Submitted by Marvin Miller
Liberty and property are subjects for ethical discussion. Your ethical values justify your ideas about who should have which liberties and who should own what property.
Property enhances and restricts liberty. Ownership enhances the liberty of the owner to use the property while restricting the liberty of everyone else to do so. Woody Guthrie didn’t think the owner of the land ought to have the right to keep him from walking on it.
Property is a relationship between owner(s) and owned, established by government and custom, not by any god or nature. Transfers of land ownership are recorded at the Registry of Deeds. By universal custom, property you carry is presumed to be yours to do with as you choose. If a robber steals cash and later offers to buy something with it, he is presumed to be its owner unless proven otherwise.
In this hemisphere, and very likely everywhere else, all deeds of land ownership, including, of course, the land on which all our homes stand, if traced back far enough, stem from an act of armed seizure.
The American Indians may not have had the practice of assigning specific bits of land to individual owners, but they regarded regions of land as belonging to the tribes that lived there.
Private property either is privatized public wealth or it originated on previously privatized property. Privatization is an act of government that changes the status of wealth to private property, generally for the advantage of someone favored by the privatizer. According to my encyclopedia, William Penn, the father of the founder of Pennsylvania, was a pirate, authorized by the English government to prey on the shipping of residents of other countries. He loaned some of the proceeds of his loot to the English king, who later paid off the debt by granting Pennsylvania to his son.

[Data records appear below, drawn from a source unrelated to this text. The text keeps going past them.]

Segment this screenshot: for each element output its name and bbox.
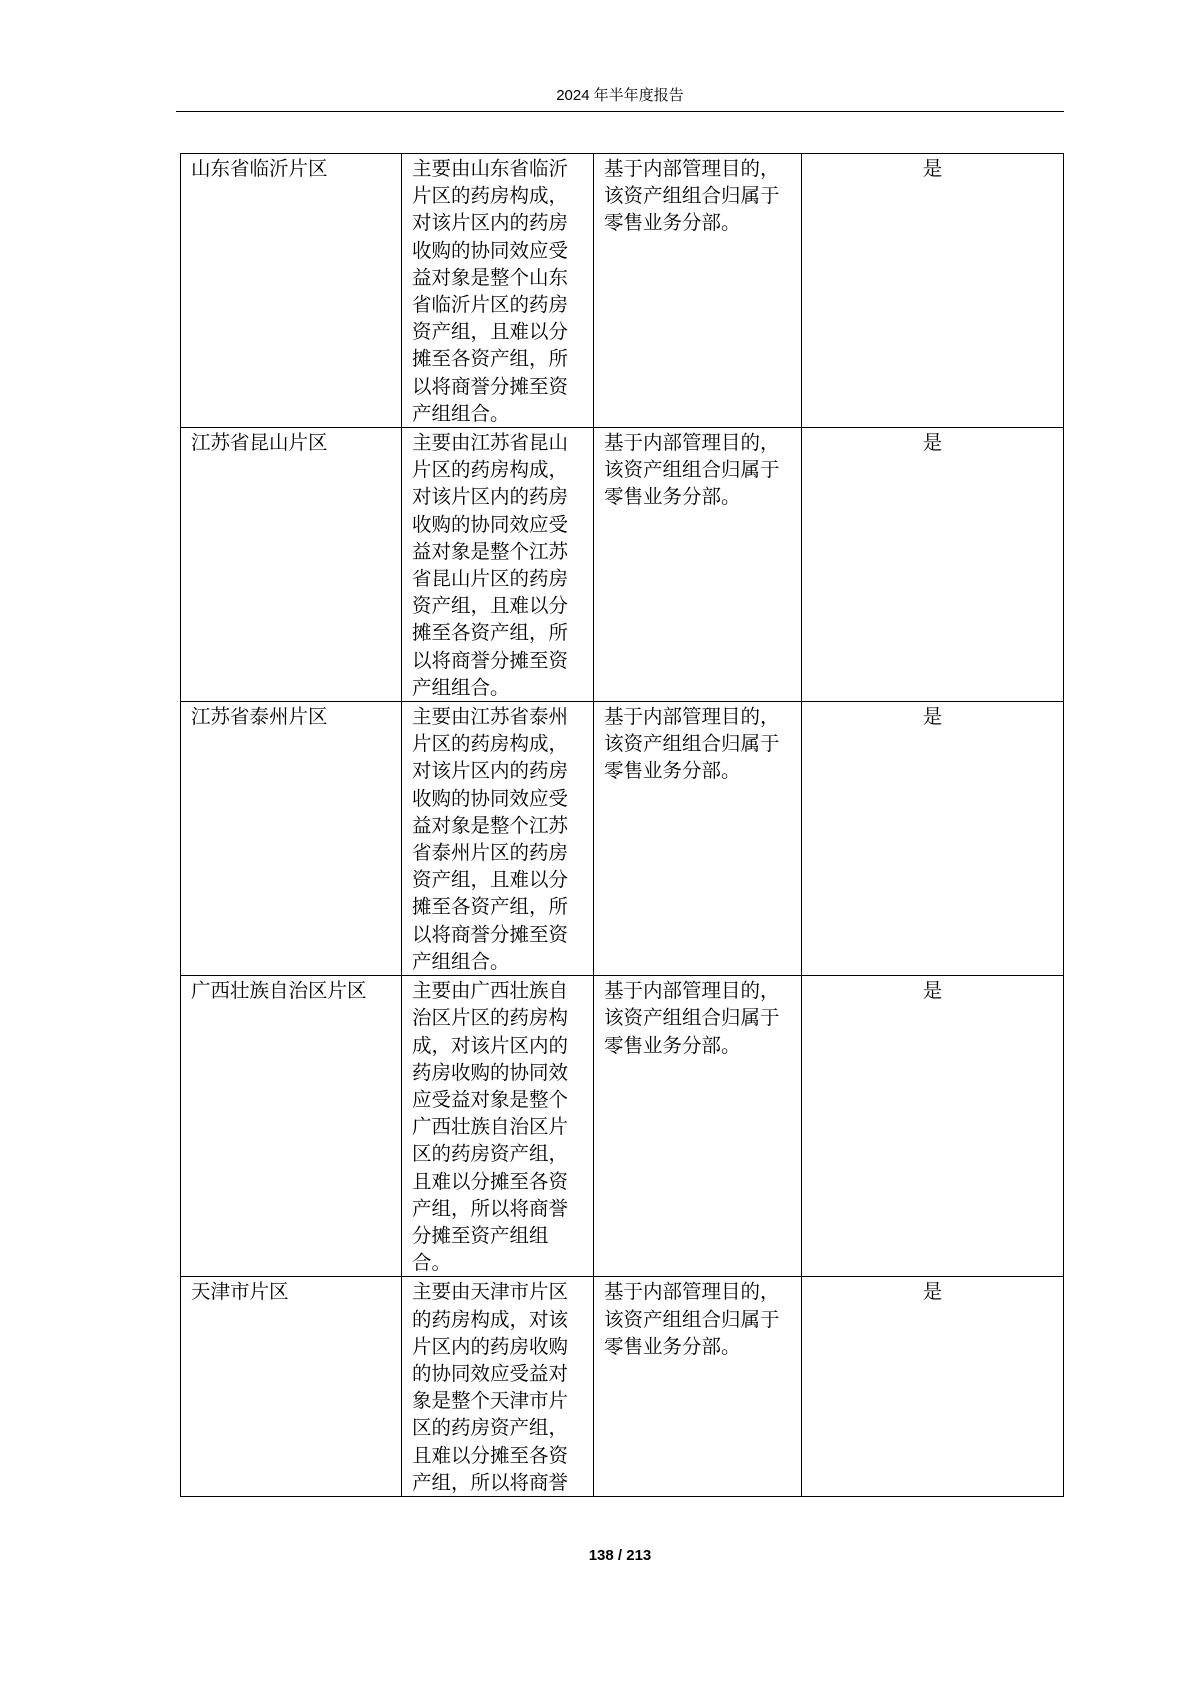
area-cell: 江苏省昆山片区 [181,428,402,702]
area-cell: 山东省临沂片区 [181,154,402,428]
consistent-cell: 是 [802,702,1064,976]
table-row [181,702,1064,976]
reason-cell: 基于内部管理目的，该资产组组合归属于零售业务分部。 [594,702,802,976]
reason-cell: 基于内部管理目的，该资产组组合归属于零售业务分部。 [594,428,802,702]
table-row [181,154,1064,428]
area-cell: 天津市片区 [181,1277,402,1497]
reason-cell: 基于内部管理目的，该资产组组合归属于零售业务分部。 [594,976,802,1277]
table-row [181,428,1064,702]
header-rule [176,111,1064,112]
basis-cell: 主要由广西壮族自治区片区的药房构成，对该片区内的药房收购的协同效应受益对象是整个广西壮族自治区片区的药房资产组，且难以分摊至各资产组，所以将商誉分摊至资产组组合。 [402,976,594,1277]
reason-cell: 基于内部管理目的，该资产组组合归属于零售业务分部。 [594,1277,802,1497]
basis-cell: 主要由江苏省昆山片区的药房构成，对该片区内的药房收购的协同效应受益对象是整个江苏省昆山片区的药房资产组，且难以分摊至各资产组，所以将商誉分摊至资产组组合。 [402,428,594,702]
consistent-cell: 是 [802,154,1064,428]
area-cell: 广西壮族自治区片区 [181,976,402,1277]
basis-cell: 主要由天津市片区的药房构成，对该片区内的药房收购的协同效应受益对象是整个天津市片区的药房资产组，且难以分摊至各资产组，所以将商誉 [402,1277,594,1497]
table-row [181,1277,1064,1497]
goodwill-allocation-table [180,153,1064,1497]
page-number: 138 / 213 [588,1547,652,1564]
page-header: 2024 年半年度报告 [556,87,684,104]
consistent-cell: 是 [802,976,1064,1277]
basis-cell: 主要由江苏省泰州片区的药房构成，对该片区内的药房收购的协同效应受益对象是整个江苏省泰州片区的药房资产组，且难以分摊至各资产组，所以将商誉分摊至资产组组合。 [402,702,594,976]
basis-cell: 主要由山东省临沂片区的药房构成，对该片区内的药房收购的协同效应受益对象是整个山东省临沂片区的药房资产组，且难以分摊至各资产组，所以将商誉分摊至资产组组合。 [402,154,594,428]
consistent-cell: 是 [802,428,1064,702]
area-cell: 江苏省泰州片区 [181,702,402,976]
table-row [181,976,1064,1277]
reason-cell: 基于内部管理目的，该资产组组合归属于零售业务分部。 [594,154,802,428]
consistent-cell: 是 [802,1277,1064,1497]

How did the king get the authority to dispose of Pennsylvania? Armed seizure, which deprived the Indians of the liberty to be there.
From 1619 to 1865, Africans and their descendants in this country were regarded not as people with the right to liberty, but as property of others. The legacy of that attitude is still with us in some people’s minds, sometimes with deadly consequences.
A woman’s liberty, her right to go where she chooses, to own property, and not to be considered the property of a man, had to be won through political struggle, yet it is still not recognized everywhere in the world.
Pierre-Joseph Proudhon, the 19th century writer, said “Property is theft.” That’s true for property not obtained in exchange for something of equal or greater value, that is, for most of the world’s property. Your ethical values will inform your conclusions about the legitimacy of such property and its effect on everyone’s liberties.